Seasonal affective disorder (SAD) is a kind of depression brought on by a seasonal shift, often as fall arrives. Before fading in the brighter spring days, this seasonal sadness usually develops stronger in the late fall or early winter. People with this mood disorder exhibit symptoms of depression during a specific period, despite having normal mental health for most of the year.

While it is most commonly experienced during the winter, a variant of SAD, known as “summer depression”, affects certain people in late spring or early summer and finishes in the fall.
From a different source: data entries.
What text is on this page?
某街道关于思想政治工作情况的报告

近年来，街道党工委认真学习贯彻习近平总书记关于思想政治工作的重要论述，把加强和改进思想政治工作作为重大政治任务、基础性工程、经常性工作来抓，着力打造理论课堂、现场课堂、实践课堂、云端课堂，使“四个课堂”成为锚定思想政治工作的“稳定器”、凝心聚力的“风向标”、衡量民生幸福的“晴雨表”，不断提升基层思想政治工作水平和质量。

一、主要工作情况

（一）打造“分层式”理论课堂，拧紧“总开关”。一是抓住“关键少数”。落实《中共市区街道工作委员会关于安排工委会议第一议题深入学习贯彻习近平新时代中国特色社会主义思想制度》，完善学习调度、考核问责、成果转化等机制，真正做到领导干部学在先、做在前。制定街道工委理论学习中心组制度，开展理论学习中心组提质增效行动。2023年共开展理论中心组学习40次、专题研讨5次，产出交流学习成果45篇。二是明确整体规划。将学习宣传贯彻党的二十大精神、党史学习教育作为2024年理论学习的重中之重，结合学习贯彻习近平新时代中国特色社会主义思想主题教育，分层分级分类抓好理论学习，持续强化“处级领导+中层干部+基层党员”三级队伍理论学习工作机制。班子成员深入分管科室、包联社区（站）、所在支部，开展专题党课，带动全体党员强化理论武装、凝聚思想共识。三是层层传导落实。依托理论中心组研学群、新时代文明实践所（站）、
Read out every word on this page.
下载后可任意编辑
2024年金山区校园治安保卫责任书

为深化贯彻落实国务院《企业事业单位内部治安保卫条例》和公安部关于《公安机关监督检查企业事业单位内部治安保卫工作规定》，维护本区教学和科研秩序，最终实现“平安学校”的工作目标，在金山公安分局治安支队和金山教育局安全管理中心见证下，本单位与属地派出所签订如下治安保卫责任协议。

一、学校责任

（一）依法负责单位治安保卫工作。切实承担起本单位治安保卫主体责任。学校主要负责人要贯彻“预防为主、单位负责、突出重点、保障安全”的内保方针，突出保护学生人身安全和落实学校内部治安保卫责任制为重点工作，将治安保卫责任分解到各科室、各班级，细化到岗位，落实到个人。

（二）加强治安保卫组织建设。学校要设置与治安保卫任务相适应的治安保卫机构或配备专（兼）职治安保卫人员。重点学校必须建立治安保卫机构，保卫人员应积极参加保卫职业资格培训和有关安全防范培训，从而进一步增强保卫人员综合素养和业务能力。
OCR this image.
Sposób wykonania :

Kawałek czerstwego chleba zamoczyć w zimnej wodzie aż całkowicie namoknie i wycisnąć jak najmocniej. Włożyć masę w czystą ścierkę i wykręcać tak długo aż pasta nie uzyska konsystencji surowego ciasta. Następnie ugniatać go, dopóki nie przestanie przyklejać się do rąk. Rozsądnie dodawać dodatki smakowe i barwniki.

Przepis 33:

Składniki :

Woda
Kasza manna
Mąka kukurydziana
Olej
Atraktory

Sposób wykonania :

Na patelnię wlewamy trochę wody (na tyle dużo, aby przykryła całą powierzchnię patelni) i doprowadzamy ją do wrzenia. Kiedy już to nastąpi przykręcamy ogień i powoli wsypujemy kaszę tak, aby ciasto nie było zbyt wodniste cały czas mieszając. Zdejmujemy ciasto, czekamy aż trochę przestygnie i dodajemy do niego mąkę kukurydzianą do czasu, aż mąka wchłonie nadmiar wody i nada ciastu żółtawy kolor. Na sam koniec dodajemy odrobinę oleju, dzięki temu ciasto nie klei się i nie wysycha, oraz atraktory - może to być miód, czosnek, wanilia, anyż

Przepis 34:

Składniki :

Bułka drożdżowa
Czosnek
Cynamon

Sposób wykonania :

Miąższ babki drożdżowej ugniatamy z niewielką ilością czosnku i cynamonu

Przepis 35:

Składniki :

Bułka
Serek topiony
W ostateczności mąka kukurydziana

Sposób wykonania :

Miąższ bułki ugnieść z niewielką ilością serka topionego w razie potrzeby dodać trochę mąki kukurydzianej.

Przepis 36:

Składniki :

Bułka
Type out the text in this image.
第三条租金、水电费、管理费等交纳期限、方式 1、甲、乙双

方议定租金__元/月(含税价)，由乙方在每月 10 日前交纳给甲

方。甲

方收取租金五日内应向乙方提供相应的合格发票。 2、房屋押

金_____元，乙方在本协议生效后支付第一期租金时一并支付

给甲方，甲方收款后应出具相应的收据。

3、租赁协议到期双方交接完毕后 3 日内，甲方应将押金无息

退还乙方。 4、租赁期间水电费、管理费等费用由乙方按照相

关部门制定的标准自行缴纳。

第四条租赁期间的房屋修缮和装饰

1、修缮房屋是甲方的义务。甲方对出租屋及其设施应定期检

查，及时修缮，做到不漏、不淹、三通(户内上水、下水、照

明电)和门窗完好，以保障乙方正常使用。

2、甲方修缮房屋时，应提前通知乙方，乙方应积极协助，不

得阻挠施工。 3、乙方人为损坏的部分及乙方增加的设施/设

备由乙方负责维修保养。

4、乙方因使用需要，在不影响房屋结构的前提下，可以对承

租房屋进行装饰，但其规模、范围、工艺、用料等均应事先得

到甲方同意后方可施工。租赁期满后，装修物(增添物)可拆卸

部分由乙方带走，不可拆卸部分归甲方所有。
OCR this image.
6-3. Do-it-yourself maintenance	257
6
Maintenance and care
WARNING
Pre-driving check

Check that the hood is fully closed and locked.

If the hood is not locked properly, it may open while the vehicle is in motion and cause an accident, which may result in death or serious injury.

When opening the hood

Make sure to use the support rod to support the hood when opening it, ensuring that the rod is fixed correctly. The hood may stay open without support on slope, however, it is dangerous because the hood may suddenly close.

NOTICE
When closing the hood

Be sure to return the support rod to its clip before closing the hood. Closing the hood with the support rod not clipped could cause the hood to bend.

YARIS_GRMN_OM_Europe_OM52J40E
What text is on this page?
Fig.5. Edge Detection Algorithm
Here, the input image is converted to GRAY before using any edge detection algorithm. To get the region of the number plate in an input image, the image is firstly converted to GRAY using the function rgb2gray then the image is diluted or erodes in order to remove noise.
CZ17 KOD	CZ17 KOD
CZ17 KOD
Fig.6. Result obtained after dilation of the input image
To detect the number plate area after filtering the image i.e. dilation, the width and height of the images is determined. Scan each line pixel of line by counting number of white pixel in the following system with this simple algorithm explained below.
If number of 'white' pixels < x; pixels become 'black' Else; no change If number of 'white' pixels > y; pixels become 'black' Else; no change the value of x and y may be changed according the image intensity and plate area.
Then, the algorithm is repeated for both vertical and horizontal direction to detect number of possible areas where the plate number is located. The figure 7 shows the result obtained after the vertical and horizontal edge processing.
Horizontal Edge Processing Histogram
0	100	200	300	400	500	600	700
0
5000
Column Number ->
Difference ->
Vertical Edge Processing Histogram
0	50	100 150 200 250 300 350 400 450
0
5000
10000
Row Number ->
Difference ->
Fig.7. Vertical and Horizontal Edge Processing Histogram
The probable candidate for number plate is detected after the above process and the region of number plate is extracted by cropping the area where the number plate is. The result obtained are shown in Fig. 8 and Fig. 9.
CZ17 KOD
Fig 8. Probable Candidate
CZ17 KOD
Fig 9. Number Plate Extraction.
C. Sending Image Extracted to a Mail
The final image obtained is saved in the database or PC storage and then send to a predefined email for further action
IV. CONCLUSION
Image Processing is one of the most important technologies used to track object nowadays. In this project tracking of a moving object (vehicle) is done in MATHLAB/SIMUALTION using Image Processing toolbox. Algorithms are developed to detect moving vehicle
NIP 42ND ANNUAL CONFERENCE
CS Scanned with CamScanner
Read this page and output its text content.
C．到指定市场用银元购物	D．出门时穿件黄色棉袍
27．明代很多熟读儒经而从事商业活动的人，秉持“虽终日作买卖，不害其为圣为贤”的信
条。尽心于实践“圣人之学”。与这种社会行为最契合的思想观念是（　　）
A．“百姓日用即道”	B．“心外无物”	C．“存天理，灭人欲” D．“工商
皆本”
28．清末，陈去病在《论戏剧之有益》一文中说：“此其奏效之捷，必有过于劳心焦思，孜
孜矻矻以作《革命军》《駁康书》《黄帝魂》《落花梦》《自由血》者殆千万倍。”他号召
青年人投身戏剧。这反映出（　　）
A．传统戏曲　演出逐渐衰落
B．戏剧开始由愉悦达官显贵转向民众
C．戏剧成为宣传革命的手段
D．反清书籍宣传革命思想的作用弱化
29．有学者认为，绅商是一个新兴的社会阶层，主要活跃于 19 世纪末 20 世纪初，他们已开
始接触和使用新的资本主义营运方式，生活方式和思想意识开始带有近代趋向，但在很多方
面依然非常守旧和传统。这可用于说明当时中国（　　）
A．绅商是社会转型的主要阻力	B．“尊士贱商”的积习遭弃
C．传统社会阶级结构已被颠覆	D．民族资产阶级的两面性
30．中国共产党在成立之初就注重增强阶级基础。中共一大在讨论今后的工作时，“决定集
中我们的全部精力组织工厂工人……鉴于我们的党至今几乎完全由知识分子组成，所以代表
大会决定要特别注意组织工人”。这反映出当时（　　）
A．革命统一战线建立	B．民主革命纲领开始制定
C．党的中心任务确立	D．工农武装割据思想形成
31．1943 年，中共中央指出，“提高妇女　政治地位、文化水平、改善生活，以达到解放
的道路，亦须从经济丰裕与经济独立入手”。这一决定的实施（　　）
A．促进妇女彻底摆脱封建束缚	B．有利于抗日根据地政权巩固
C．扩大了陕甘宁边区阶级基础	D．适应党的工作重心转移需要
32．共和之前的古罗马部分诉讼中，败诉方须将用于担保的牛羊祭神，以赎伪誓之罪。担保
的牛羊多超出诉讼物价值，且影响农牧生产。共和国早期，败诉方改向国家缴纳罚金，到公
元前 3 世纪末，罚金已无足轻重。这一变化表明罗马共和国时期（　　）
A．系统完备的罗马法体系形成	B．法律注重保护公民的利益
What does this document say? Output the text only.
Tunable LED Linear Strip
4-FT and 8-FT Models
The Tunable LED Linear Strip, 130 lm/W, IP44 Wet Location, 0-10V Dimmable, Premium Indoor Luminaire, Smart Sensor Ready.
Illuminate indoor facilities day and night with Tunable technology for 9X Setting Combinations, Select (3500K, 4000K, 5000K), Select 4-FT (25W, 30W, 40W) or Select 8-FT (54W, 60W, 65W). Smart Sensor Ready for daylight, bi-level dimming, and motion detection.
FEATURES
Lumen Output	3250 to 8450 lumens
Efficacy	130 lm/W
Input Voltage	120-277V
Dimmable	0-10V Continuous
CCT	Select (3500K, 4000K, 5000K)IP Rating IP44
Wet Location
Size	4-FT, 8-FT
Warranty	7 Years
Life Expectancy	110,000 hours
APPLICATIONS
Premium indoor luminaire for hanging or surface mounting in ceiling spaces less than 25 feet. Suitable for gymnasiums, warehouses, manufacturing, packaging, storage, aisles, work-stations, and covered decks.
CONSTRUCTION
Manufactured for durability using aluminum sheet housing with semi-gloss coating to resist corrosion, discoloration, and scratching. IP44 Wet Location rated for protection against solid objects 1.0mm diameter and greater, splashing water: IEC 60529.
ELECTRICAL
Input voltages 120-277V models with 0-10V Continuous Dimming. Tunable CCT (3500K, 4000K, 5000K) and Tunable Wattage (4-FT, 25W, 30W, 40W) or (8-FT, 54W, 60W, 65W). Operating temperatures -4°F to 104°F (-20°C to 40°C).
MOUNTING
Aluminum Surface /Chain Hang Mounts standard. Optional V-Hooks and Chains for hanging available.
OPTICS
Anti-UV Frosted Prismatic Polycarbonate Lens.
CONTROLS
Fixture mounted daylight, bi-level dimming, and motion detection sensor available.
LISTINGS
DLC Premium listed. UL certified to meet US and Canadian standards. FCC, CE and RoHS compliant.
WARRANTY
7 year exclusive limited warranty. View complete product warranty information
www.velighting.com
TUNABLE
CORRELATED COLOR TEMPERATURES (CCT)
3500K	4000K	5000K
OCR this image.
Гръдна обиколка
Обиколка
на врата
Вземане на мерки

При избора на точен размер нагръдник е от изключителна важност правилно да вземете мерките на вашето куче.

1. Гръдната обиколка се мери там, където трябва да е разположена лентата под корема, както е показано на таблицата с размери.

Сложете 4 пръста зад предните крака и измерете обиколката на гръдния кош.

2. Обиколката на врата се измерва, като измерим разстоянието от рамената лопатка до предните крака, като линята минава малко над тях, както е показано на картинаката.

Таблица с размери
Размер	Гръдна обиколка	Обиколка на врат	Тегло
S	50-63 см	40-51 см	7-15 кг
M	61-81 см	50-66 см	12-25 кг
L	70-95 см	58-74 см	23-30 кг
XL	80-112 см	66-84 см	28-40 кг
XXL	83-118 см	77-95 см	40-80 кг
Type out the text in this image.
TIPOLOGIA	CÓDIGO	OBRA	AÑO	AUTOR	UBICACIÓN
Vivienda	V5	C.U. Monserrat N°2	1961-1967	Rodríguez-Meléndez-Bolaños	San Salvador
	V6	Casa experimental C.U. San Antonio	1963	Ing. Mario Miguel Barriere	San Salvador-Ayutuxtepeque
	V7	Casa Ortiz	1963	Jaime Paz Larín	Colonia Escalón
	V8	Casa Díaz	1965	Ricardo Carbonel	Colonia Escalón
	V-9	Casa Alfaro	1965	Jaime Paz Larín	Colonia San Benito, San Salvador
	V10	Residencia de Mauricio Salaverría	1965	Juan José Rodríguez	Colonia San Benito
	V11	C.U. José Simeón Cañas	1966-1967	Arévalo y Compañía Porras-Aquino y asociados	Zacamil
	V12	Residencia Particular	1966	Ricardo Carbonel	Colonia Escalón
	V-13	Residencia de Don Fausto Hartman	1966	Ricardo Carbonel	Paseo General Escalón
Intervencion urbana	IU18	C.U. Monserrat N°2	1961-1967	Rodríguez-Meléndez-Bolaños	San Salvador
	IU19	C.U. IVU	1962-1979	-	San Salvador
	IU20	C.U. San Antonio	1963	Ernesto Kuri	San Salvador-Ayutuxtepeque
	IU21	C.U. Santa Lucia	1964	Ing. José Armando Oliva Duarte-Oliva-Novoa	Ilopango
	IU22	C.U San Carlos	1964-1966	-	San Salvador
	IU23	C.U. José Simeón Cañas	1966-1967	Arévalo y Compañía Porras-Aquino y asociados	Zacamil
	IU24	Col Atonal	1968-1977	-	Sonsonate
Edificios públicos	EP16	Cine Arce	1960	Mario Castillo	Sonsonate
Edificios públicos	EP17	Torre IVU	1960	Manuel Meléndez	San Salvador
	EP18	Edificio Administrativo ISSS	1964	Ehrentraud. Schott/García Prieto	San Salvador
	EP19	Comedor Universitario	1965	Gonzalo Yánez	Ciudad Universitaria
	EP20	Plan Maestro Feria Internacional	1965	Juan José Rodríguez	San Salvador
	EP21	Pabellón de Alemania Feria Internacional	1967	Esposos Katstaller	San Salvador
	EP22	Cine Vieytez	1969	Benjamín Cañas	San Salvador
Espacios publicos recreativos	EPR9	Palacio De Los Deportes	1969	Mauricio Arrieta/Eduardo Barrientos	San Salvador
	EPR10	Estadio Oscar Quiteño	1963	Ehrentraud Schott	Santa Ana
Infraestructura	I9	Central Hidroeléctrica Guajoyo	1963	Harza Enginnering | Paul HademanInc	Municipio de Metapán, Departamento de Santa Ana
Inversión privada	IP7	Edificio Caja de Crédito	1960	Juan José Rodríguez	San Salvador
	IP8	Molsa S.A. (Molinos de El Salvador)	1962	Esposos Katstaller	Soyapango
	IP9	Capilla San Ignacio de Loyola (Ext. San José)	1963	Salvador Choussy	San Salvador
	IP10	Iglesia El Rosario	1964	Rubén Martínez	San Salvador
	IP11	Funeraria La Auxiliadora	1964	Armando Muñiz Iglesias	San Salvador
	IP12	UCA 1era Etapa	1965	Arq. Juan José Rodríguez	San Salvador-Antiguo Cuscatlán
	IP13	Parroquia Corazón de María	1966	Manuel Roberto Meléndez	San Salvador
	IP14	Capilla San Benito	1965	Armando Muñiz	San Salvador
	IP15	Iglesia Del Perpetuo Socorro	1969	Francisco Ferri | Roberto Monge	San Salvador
The condition is often confused with winter blues; however, it differs in the following ways:

• Winter blues do not hinder regular activities, while SAD interferes with day-to-day activities.
• Winter blues bring on a sense of sorrow, while SAD brings on depression.
• Winter blues are restricted to the wintertime, while SAD can happen in the summer.
• Winter blues cannot be officially diagnosed, while SAD can.
• Winter blues can be treated with lifestyle modification, while SAD requires treatment and medication.

Here are some ways you can try to ease and diminish your symptoms of SAD:

• Attempt to obtain as much natural sunshine as you can.
• Exercise frequently and a lot, especially outside in the sunshine.
• By altering your outlook on events through Cognitive Behavioral Therapy
• By using light therapy to replace the lost sunlight during the gloomy winter months. This involves spending at least 30 to 60 minutes each morning seated under a unique lamp known as a lightbox.
• By taking anti-depressants, such as selective serotonin reuptake inhibitors, on a doctor’s prescription. These are comparatively safer, with fewer side effects than others.